‘O clown é a poesia em acção’
Henry Miller
Segundo Roberto Ruiz, a palavra clown vem de clod, que se liga, etimologicamente, ao termo inglês "camponês" e ao seu meio rústico, a terra. Por outro lado, palhaço vem do italiano paglia (palha), material usado no revestimento de colchões, porque a primitiva roupa desse cómico era feita do mesmo pano dos colchões: um tecido grosso e listrado, e alcochoado nas partes mais salientes do corpo, fazendo de quem a vestia um verdadeiro "colchão" ambulante, protegendo-o das constantes quedas.
Na verdade palhaço e clown são termos distintos para se designar, na essência, a mesma coisa. As diferenças consistem nas linhas de trabalho. Como, por exemplo, os palhaços (ou clowns) americanos, que dão mais valor ao gag, ao número, à ideia; para eles, o que o clown vai fazer tem um maior peso. Por outro lado, existem aqueles que se preocupam principalmente com o como o clown vai realizar o seu número, não importando tanto o que ele vai fazer; assim, são mais valorizadas a lógica individual do clown e a sua personalidade; essa forma de trabalhar é uma tendência para uma abordagem mais pessoal. Podemos dizer que os clowns europeus seguem mais essa linha.
O clown tem as suas raízes na baixa comédia grega e romana, com os seus tipos característicos, e nas apresentações da commedia dell'arte. Nas festividades religiosas e nas apresentações populares da Antiguidade, havia uma alternância entre o solene e o grotesco. Esse é um facto comum a povos distintos: dos gregos até os aborígenes da Nova Guiné, passando pelos europeus da Idade Média ou pelos lamaístas do Tibete.
Esta combinação do cómico e do trágico acentua a percepção de emoções contrapostas e é muito peculiar no clown. Para Shklovski, o clown faz tudo seriamente. Ele é a encarnação do trágico na vida quotidiana; é o homem assumindo a sua humanidade e a sua fraqueza e, por isso, tornando-se cómico.
Existem dois tipos clássicos de clowns: o branco e o augusto. O clown branco é a encarnação do patrão, o intelectual, a pessoa cerebral. Tradicionalmente, tem o rosto branco, vestimenta de lantejoulas (herdada do Arlequim da commedia dell'arte), chapéu cônico e está sempre pronto a ludibriar o seu parceiro em cena. Modernamente, ele apresenta-se, muitas vezes, de smoking e de laço.
O augusto é o tolo, o eterno perdedor, o ingénuo de boa-fé, o emocional. Ele está sempre sujeito ao domínio do branco, mas, geralmente, supera-o, fazendo triunfar a pureza sobre a malícia, o bem sobre o mal. Adoum afirma que a relação desses dois tipos de clowns acaba representando cabalmente a sociedade e o sistema, e isso provoca a identificação do público com o menos favorecido, o augusto. Podemos considerar que o verdadeiro e autêntico clown é o augusto, o branco nunca o chega a ser verdadeiramente.

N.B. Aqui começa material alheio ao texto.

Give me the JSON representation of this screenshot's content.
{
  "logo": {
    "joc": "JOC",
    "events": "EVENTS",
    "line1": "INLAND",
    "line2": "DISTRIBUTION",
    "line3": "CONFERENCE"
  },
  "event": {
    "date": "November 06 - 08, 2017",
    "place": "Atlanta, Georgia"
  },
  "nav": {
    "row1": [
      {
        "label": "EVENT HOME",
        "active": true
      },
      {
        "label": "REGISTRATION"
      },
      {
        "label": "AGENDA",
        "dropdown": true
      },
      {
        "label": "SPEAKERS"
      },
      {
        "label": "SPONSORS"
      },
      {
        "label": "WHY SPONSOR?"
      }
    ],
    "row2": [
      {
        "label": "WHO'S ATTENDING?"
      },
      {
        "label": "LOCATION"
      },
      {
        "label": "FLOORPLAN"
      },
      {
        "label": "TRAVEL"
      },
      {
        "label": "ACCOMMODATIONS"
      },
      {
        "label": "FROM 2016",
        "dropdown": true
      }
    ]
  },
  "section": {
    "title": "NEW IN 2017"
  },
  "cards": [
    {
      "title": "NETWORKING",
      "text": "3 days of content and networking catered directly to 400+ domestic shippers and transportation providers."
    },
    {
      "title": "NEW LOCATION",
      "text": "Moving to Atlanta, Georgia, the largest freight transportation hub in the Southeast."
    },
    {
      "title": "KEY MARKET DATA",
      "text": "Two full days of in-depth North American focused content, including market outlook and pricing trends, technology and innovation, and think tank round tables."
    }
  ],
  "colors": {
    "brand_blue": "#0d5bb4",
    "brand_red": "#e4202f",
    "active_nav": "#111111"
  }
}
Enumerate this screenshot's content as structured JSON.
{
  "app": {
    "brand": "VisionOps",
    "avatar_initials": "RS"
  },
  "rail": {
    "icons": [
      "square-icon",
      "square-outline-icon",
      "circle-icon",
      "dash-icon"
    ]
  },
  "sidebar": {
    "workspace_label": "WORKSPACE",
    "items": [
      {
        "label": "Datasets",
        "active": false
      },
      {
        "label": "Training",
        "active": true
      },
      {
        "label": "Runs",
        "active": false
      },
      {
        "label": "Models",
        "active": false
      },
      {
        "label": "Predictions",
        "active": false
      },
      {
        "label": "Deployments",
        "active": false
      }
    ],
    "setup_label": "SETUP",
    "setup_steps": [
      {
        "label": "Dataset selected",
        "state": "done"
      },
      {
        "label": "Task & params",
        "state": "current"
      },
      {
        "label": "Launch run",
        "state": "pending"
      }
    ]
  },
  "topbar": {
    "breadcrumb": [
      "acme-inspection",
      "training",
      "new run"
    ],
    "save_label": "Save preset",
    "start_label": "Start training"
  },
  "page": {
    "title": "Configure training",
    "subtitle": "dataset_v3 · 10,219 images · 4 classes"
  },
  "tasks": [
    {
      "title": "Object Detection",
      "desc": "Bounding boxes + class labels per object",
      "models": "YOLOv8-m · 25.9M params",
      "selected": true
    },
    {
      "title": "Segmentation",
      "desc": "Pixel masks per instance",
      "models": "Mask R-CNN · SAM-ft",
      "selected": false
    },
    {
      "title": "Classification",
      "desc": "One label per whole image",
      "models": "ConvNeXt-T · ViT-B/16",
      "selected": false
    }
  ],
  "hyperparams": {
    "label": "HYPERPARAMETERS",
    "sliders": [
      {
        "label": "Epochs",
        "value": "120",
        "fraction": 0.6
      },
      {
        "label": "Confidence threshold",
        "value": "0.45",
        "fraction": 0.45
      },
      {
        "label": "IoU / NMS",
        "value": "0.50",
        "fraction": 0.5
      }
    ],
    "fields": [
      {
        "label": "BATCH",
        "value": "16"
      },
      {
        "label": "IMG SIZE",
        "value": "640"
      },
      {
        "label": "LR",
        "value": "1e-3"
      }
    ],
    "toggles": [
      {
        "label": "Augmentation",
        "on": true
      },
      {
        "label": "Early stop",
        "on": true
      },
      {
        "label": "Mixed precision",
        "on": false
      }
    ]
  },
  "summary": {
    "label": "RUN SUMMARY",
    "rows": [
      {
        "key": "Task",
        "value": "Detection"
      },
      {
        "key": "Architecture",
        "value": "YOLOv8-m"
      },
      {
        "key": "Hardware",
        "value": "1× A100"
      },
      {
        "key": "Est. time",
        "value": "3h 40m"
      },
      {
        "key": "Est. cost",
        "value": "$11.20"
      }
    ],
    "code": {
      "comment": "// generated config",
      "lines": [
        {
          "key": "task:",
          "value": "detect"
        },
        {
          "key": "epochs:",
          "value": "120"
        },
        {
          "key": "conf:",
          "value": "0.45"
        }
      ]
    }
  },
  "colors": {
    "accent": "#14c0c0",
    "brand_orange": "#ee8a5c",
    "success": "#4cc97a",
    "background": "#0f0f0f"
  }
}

O clown é a exposição do ridículo e das fraquezas de cada um. Logo, ele é um tipo pessoal e único. Uma pessoa pode ter tendências para o clown branco ou para o clown augusto, dependendo da sua personalidade. O clown não representa, ele é – o que faz lembrar os bobos e os bufões da Idade Média. Não se trata de um personagem, ou seja, uma entidade externa a nós, mas da ampliação e dilatação dos aspectos ingénuos, puros e humanos (como nos clods), portanto "estúpidos", de nosso próprio ser. François Fratellini, membro de tradicional família de clowns europeus, dizia: "No teatro os comediantes fazem de conta. Nós, os clowns, fazemos as coisas com verdade."
O trabalho de criação de um clown é extremamente doloroso, pois confronta o artista consigo mesmo, colocando à mostra os recantos escondidos da sua pessoa; vem daí o seu carácter profundamente humano.